Despite increased debt outstanding ($7.84 billion versus $7.51 billion), leverage also remained in-line with metrics since 2013. The ratio of debt/funds available for debt service (FADS) rose slightly to 12.9x from 12.6x, but debt/capitalization improved to 90.2% from 90.5%. The stable ratios largely reflect OPC's consistent rate-setting, which has gradually improved FADS and net income to offset increased borrowings.
Leverage is forecast to rise through 2018 to approximately 14.2x as borrowings outpace growth in earnings and cash flow before declining to a more reasonable 9.0x in 2021. The median for similar Fitch-rated borrowers in the 'A' category was 9.14x in 2014.

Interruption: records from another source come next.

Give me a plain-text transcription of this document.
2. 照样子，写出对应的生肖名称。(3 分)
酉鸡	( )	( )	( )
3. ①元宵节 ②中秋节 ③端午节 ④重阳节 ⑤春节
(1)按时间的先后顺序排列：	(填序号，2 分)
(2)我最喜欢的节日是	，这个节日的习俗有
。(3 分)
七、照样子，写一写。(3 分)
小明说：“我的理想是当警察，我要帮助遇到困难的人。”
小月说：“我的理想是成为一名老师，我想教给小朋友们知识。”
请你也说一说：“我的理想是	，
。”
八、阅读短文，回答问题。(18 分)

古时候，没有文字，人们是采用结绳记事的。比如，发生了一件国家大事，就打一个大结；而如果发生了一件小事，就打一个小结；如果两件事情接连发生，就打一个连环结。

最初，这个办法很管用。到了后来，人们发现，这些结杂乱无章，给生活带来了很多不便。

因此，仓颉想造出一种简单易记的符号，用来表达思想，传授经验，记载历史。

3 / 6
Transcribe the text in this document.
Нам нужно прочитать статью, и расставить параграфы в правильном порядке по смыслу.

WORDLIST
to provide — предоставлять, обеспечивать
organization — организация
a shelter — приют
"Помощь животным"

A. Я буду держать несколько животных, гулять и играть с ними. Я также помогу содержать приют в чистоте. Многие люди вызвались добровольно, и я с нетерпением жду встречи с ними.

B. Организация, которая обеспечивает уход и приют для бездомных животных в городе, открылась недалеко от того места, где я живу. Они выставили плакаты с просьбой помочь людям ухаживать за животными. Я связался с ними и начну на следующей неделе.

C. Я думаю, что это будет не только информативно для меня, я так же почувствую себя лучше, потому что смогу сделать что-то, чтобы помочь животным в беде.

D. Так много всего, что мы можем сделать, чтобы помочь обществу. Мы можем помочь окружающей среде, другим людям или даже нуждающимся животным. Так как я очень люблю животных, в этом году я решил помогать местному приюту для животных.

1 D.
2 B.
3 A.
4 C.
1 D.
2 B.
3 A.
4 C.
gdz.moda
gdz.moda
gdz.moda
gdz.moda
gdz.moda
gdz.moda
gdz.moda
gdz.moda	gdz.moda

Liquidity ratios remained strong and relatively stable at year-end 2015. Cash on hand was reported at 96 days ($213 million) and available borrowing capacity totaled $1.23 billion (544 days). These robust ratios reflect OPC's strategy of maintaining borrowing capacity sufficient to complete its planned construction program.
COMMERCIAL PAPER PROGRAM
OPC's CP notes are authorized up to $1 billion. OPC had $261 million of CP outstanding at the end of Dec. 31, 2015. The CP notes rank pari passu with all other unsecured indebtedness of OPC. Net proceeds from the sale of notes are used to meet working capital requirements and for general corporate purposes. Maximum maturity is 270 days. At Dec. 31, 2015, total available liquid resources divided by total maximum potential liquidity requirement equaled 1.57x.
The CP notes are primarily supported by high-quality, highly liquid assets in the form of OPC's own cash and investments, and access to the cooperative's $1.21 billion syndicated line of credit. The credit facility can be used for general corporate purposes, issuing letters of credit and backing up the CP program. The credit facility has a current expiration date of March 31, 2020.